Мужик вдруг надулся в гневе и досаде:

– Да ты знаешь‚ кто я? Какоё моё профессиё?

– Какоё?

– Необыкновенноё. Ходим по миру‚ унимаем пожары. Мы тушим‚ нас потом угощают. Хочешь‚ покажу? За стопку. Зажги трактир‚ а я потушу.

Демоны так и взвились в готовности!

– Погодите‚ – сказал хозяин от стойки. – Я еще трактир не продал.
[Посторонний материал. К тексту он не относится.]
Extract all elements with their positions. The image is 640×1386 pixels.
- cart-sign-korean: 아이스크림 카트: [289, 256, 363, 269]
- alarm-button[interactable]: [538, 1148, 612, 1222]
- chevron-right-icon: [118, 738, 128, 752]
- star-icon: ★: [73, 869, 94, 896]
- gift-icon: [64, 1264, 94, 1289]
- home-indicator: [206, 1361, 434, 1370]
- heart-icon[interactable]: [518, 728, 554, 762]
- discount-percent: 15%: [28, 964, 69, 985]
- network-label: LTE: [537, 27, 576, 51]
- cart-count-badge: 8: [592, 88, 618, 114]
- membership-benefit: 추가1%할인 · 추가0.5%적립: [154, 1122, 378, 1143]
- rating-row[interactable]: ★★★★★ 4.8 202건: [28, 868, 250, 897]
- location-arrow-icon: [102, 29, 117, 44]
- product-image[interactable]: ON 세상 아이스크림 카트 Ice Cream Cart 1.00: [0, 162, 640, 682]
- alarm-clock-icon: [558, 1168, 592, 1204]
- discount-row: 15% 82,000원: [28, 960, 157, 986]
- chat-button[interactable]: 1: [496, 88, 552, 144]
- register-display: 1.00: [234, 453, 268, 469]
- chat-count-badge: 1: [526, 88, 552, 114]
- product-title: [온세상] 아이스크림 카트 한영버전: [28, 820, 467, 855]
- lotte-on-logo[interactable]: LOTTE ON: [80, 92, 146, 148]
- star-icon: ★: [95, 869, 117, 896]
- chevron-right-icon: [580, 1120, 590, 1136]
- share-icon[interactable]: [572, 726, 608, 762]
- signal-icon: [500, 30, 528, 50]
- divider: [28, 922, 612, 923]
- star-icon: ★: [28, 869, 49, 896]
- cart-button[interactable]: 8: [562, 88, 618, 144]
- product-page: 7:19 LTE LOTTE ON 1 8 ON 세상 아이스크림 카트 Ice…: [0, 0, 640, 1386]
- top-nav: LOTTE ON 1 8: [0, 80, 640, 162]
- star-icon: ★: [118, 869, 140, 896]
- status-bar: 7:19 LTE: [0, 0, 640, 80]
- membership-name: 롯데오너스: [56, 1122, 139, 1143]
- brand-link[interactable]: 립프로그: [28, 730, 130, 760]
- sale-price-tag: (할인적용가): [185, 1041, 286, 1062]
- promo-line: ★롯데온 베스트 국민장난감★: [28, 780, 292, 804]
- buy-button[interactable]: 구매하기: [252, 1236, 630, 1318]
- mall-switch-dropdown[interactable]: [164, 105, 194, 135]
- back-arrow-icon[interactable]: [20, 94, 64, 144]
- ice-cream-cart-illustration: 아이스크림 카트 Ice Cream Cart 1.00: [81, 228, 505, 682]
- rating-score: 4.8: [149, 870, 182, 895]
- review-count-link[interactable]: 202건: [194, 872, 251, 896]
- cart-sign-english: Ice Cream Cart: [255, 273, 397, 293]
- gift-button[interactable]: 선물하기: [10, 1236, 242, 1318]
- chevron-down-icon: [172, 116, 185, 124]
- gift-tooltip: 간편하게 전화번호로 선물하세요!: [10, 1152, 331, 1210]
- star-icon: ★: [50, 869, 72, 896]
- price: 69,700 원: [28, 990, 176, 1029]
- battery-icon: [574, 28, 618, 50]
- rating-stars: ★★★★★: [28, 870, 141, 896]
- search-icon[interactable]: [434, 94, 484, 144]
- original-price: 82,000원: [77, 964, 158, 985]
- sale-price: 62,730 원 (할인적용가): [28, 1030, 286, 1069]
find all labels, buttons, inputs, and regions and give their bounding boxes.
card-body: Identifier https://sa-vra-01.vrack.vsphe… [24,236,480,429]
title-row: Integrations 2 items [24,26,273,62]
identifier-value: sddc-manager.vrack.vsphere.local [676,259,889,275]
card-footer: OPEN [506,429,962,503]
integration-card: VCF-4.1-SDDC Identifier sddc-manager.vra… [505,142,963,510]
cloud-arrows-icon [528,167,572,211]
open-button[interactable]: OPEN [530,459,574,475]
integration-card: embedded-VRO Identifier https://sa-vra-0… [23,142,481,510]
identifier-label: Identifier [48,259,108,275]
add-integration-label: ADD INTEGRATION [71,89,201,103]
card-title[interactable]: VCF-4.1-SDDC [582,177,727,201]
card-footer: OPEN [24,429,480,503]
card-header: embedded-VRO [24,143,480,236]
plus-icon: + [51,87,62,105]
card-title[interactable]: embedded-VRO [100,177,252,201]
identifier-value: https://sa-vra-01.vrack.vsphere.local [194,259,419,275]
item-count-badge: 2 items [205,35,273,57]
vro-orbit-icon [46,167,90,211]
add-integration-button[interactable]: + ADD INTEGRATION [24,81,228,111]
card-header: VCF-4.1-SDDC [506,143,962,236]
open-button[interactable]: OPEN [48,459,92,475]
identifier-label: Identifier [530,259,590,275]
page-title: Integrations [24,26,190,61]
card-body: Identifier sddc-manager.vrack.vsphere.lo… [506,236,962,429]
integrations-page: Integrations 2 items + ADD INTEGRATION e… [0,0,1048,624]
Тогда и зажгем.

Демоны снова опали.

– Некогда мне годить‚ – забурчал мужик. – Там горит без меня‚ за развилкой. Там меня дожидаются‚ а я не знаю‚ куда бежать: налево или направо.

– А вы какой‚ собственно‚ веры? – поинтересовался Пинечке. – Туда и бегите‚ куда тянет.

– А мы такой‚ собственно‚ веры‚ – ответил мужик. – Где больше нальют.

– А мы такой‚ собственно‚ веры‚ – ответил хозяин. – Где больше заплатят.

– А мы такой‚ собственно‚ веры‚ – ответили демоны–разрушители. – Где больше нагадим.


4

Спросили без умысла во дни позабытые: "Какое у нас время на дворе?" Ответил "Полный милосердия": "Теперь утро и теперь ночь. Утро для праведника‚ ночь для злодея".